Senior Queen’s officials expressed concerns at the impact of Covid-19 on recruitment income with documentation revealing just eight international students having an economic value of £1 million to the university.
nternal documentation seen by The Detail highlights how university officials acknowledged just before Christmas the “important role” played by the university in chartering international flights in September and October as these helped to retain fee income from international students.
But QUB declined to say whether its perception of international students as having a high economic value played any role in its chartering of three flights from China during the Covid-19 pandemic.
Documents revealed concerns GB-based universities could poach students from QUB due to the lack of face-to-face teaching.
The latest QUB chartered flight from Beijing took place on January 10, 2021 and carried around 150 students to Northern Ireland during the lockdown. Students, however, were legally allowed to travel to the UK.

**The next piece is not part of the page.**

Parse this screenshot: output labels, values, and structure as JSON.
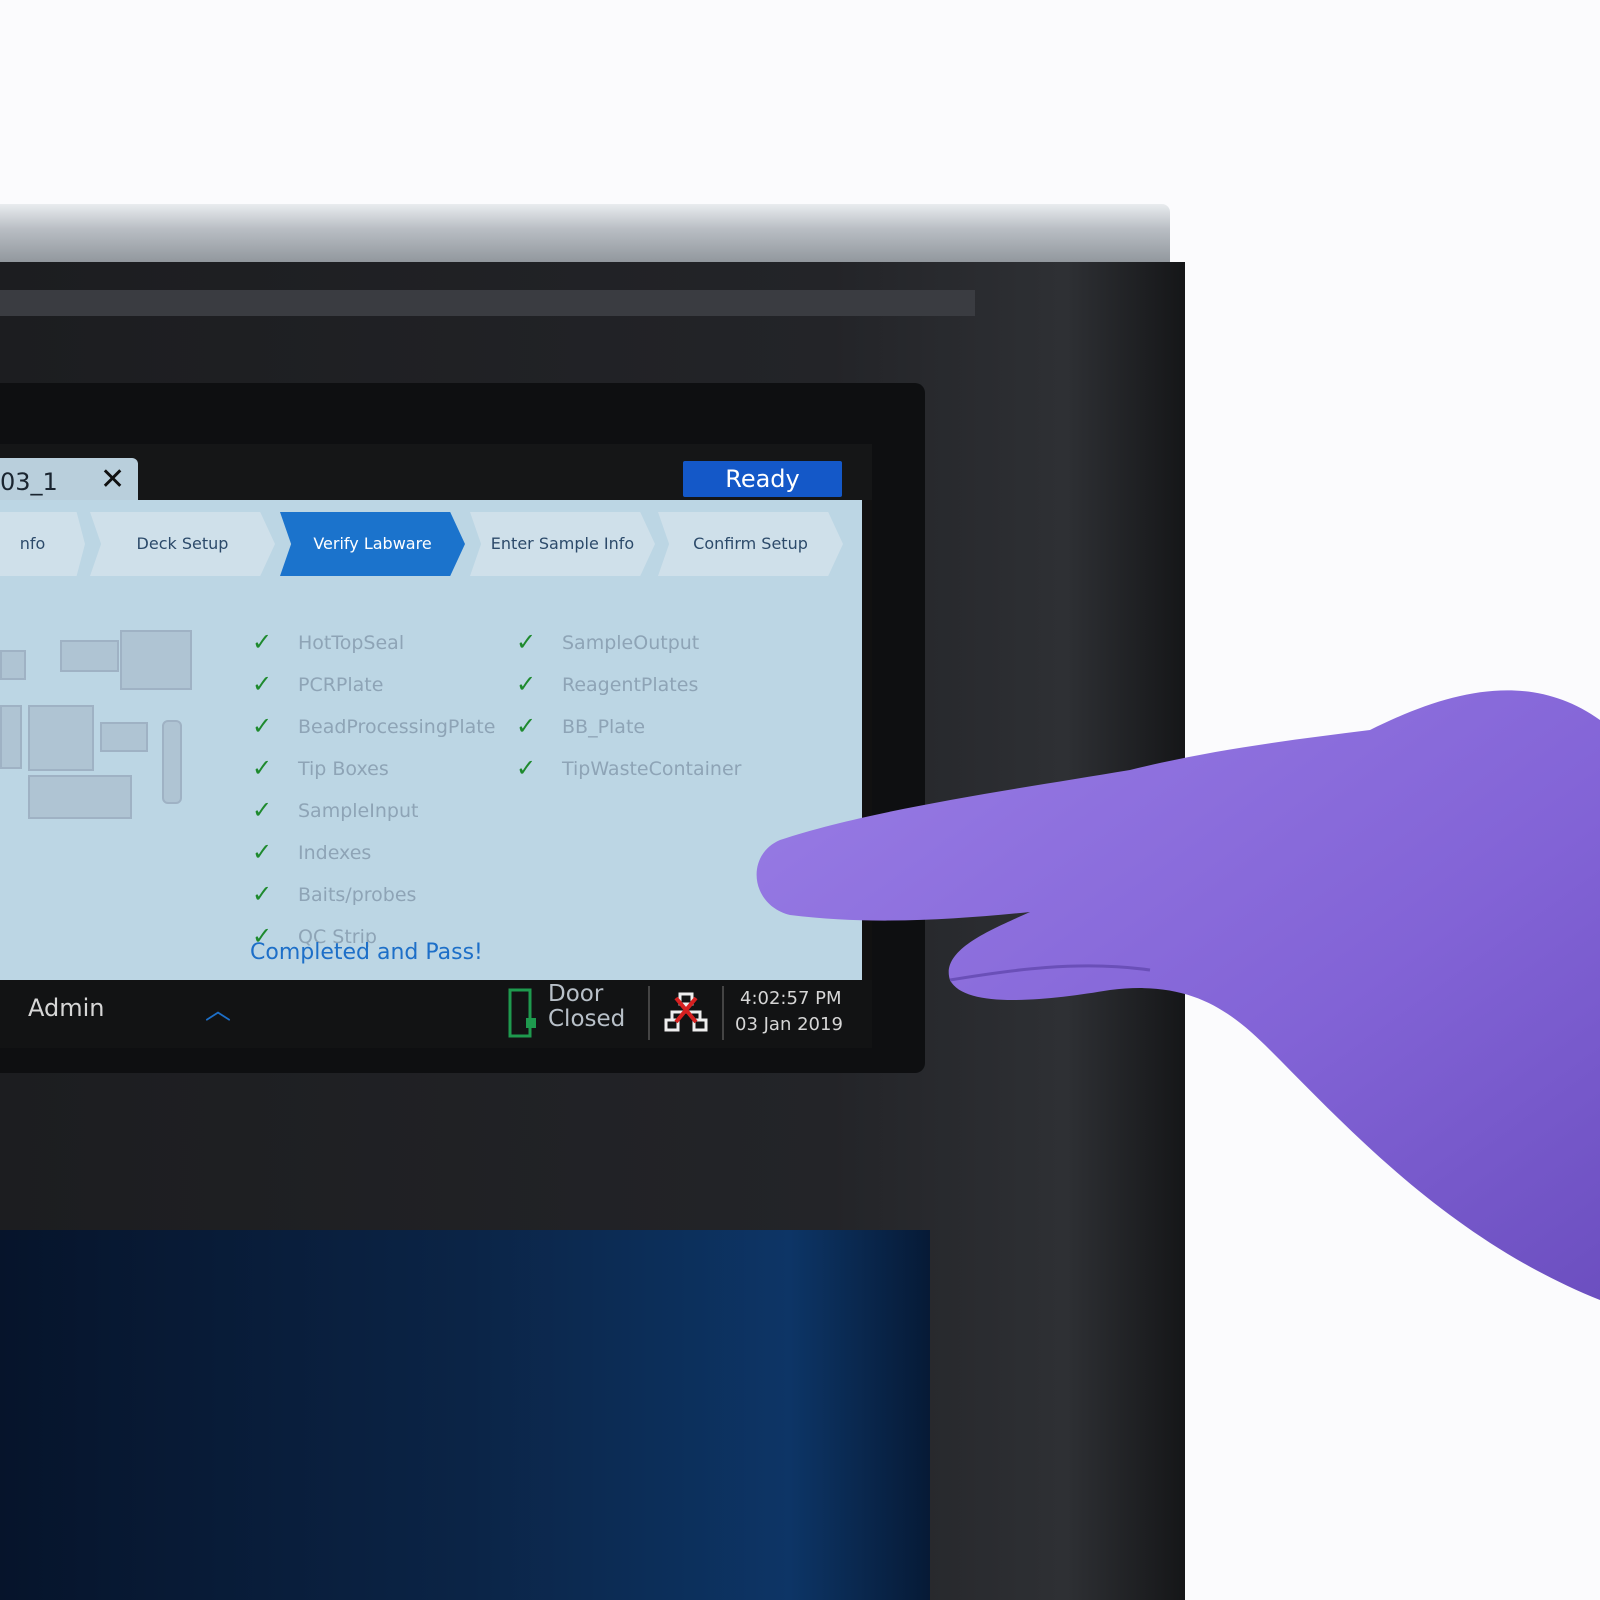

Tickets cost the students £839 each but QUB did not reveal how much this flight cost the university – citing commercial sensitivity.
The documentation showed that QUB officials were also considering chartering a further January flight, from New Delhi, India.
QUB told The Detail the safety and wellbeing of staff and students was its “first priority”.
A spokesperson said: “The university chose to charter flights for international students in recognition of the difficulty of travelling and limited availability of flights.”
This allowed students to travel directly to Belfast rather than transiting through another hub before going directly to campus to self-isolate, they explained.
QUB said it “liaised with all relevant authorities and complied with all Civil Aviation Authority regulations, as well as applying more stringent safety measures than were required by the regulations in place at the time”.
A spokesperson for the Department for the Economy (DfE) said: “QUB arranged to use charter flights to bring students from China direct to Belfast International Airport to avoid transit through London.
“All students were legally entitled to enter the UK and were advised of all the relevant health guidance and measures before arriving in Northern Ireland.”
A spokesperson for the university added: “Relevant government departments have been kept informed of the university’s approach throughout.”
In January, it was reported that Stormont’s Economy Committee sought guidance from the Department of Health (DoH) on whether the most recent Chinese flight breached any Covid-19 regulations.
The DoH told The Detail it is not aware of any correspondence from the Economy Committee on the matter.
QUB said it could not make a comparison between the economic impact of its Northern Irish students and its international ones.
However, in terms of fees to the university, a Northern Irish undergraduate student pays £4,530 per year – while an international undergraduate student pays between £17,400 and £32,200, though QUB said it had to be acknowledged that Northern Irish students also attract government grants.
A QUB spokesperson added: “The bulk of tuition fees are used to cover the costs of delivering a world-class education in a research intensive environment. Any surplus is reinvested to further augment the student experience.”
QUB documentation dated April 2020 stated that Northern Ireland’s universities operate with a cap on student numbers, resulting in around 60 university places per 100 applicants, while English universities are not capped in terms of enrolment.
The documentation highlights QUB viewed universities in Great Britain as being in a competitive position to offer Northern Irish students places to “mitigate losses from international students” due to Covid-19. This would “impact negatively on the economy and the universities in Northern Ireland for years to come”.
Later documentation from December 2020 shows, however, that there were over 3,900 new first-year undergraduate students from either Northern Ireland or the EU at the university at the end of October 2020 – almost 650 students ahead of the university’s initial target.
The number from the European Union, mostly consisting of students from the Republic of Ireland, grew by 33% (to 334).
The number of new first-year undergraduates from Great Britain also rose by 36.5% (to 179) from the previous year. They are charged £9,250 per year, while students from the European Union pay £4,530 – the same as Northern Ireland students.
Documentation on how many new first-year QUB undergraduate students came from Asia this academic year has not been released.
The documentation references concerns about QUB’s capacity to attract international students. It attributes this as being, in part, due to the university not being able to guarantee face-to-face teaching because of Covid-19 restrictions.
The university has said it “remains committed” to face-to-face teaching “when it is able to do so safely and within the context of existing public health restrictions”.
“The university has taken decisions throughout the pandemic in the best interests of students including, for example, the decision to pause accommodation contracts when public health restrictions meant that many students were asked to study from home,” said a spokesperson.
“The university remains confident in the safety measures that it has in place across the campus to ensure that it is a safe place to live, work and study for all members of the QUB community.”
The Belfast Telegraph has approached Queen’s for comment.